News

13 North Korean restaurant workers defect to South Korea

Seoul – A group of 13 North Koreans who worked in the same restaurant abroad has defected to South Korea, Seoul officials said on Friday.

Jeong Joon-hee, a South Korean ministry spokesman, told newsmen in a press conference in Seoul.

The 12 women and one man worked in an unspecified country, and they arrived in South Korea on Thursday.

“It marked the first time that a group of North Koreans at the same restaurant has opted to come to South Korea at once,’’ Jeong Joon-hee, a South Korean ministry spokesman, told a press conference.
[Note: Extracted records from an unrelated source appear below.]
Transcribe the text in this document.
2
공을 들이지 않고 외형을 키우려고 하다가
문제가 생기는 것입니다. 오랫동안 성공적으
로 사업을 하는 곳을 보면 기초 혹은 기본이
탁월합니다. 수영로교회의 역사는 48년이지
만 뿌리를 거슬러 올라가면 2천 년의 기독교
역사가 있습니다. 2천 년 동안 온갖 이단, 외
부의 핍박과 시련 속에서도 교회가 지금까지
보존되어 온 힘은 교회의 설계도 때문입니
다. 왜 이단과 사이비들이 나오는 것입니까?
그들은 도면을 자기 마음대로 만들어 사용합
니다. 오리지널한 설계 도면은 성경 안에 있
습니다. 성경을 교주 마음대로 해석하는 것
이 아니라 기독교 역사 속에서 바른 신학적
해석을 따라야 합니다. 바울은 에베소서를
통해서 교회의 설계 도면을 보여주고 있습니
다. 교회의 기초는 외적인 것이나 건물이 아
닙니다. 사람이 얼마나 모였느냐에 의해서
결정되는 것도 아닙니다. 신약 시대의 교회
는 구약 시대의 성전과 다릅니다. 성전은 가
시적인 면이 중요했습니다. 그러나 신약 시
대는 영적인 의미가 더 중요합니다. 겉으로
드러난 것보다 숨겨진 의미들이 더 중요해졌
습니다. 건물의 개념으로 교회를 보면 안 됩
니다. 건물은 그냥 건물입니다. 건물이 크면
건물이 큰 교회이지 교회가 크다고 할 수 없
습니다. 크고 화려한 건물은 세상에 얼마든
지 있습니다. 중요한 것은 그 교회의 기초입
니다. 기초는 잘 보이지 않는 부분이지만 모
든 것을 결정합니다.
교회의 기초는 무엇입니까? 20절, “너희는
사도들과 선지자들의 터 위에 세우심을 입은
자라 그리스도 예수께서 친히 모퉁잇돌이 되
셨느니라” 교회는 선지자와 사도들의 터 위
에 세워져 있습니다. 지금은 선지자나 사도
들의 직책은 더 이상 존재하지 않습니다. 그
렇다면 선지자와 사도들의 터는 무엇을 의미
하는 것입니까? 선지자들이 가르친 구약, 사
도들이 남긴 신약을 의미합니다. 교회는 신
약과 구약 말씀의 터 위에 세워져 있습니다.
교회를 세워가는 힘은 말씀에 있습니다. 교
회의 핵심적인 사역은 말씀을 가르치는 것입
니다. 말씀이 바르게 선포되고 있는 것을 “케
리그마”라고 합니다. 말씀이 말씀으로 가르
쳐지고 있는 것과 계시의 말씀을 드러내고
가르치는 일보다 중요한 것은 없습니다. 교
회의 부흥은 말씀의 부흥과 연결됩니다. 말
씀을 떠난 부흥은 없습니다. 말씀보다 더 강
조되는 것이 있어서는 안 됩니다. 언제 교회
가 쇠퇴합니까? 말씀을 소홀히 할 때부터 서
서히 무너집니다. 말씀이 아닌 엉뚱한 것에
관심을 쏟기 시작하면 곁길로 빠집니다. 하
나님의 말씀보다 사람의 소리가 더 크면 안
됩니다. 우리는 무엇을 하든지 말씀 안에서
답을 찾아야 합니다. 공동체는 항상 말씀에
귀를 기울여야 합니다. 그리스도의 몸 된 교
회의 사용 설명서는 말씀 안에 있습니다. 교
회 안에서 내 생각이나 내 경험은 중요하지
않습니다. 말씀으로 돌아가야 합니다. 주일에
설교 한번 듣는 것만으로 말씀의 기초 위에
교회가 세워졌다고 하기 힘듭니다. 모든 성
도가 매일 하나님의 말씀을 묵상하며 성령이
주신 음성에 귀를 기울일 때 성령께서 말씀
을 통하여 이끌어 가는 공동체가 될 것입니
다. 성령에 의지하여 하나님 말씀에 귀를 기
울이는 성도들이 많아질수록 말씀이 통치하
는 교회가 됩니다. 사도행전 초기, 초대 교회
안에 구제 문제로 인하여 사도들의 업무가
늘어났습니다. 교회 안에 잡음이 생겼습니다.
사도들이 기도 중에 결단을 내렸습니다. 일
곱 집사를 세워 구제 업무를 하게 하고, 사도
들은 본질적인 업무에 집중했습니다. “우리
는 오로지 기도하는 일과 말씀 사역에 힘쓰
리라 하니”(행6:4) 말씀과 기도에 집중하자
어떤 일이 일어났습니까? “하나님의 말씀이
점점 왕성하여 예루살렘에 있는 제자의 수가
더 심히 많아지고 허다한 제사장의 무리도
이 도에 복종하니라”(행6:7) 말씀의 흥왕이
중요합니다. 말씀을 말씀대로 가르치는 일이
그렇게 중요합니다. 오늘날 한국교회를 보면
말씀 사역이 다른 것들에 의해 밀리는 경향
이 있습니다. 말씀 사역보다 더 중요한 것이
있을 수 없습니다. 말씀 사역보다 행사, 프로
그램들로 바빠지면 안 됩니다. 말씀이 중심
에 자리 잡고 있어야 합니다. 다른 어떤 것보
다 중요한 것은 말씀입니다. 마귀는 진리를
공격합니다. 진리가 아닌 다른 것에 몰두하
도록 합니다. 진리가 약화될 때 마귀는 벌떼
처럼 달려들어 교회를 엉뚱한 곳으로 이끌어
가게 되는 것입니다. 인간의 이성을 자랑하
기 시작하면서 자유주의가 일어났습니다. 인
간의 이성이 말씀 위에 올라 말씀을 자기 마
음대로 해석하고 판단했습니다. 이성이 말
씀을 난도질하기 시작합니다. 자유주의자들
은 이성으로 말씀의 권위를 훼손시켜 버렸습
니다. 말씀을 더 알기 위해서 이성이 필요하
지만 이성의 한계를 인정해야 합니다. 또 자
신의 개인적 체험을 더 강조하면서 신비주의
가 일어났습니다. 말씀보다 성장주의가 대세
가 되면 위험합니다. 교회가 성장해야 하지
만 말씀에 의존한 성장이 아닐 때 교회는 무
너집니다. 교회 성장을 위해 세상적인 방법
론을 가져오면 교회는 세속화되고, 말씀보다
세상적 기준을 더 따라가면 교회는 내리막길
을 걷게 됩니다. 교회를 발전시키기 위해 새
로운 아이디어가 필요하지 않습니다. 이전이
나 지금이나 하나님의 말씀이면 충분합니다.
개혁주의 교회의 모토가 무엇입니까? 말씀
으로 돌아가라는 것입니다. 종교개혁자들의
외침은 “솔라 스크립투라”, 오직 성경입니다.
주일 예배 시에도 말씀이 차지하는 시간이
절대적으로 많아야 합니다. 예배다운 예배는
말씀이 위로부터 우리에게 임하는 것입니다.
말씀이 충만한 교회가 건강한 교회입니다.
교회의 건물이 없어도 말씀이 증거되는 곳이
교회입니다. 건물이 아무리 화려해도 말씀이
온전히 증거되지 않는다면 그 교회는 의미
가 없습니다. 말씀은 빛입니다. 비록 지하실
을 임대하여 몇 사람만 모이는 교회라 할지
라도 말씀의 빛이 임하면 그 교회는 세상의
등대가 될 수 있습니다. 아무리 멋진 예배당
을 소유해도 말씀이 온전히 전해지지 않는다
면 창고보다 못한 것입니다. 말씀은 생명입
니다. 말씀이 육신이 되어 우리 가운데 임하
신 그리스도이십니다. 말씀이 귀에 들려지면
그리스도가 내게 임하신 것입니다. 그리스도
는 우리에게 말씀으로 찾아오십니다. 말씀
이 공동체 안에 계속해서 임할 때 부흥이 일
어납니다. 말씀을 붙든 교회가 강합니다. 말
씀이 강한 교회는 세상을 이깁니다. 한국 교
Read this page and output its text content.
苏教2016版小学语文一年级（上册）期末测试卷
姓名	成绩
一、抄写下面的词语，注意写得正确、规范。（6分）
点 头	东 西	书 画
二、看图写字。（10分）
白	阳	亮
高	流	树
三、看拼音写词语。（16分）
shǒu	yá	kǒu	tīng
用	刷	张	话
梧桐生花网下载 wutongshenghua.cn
“The government has accepted their request to come to South Korea on humanitarian grounds.

“North Korean-run restaurants overseas are facing new difficulties after recent UN sanctions against Pyongyang for its January nuclear test and long-range missile launch in February,’’ he said.

The restaurants, operating under the name Pyongyang, are mostly in China close to the border, but there are also branches in several other Asian countries.

They have been one of the few sources of foreign currency for the isolated regime.

A manager of the branch in Dhaka, Bangladesh told newsmen in February 2014 that she kept some of the income to run the restaurant, and sent the rest back to Pyongyang.

Report says many North Koreans flee the country each year due to famine and repression, while most cross the border into China or travel via other countries to South Korea.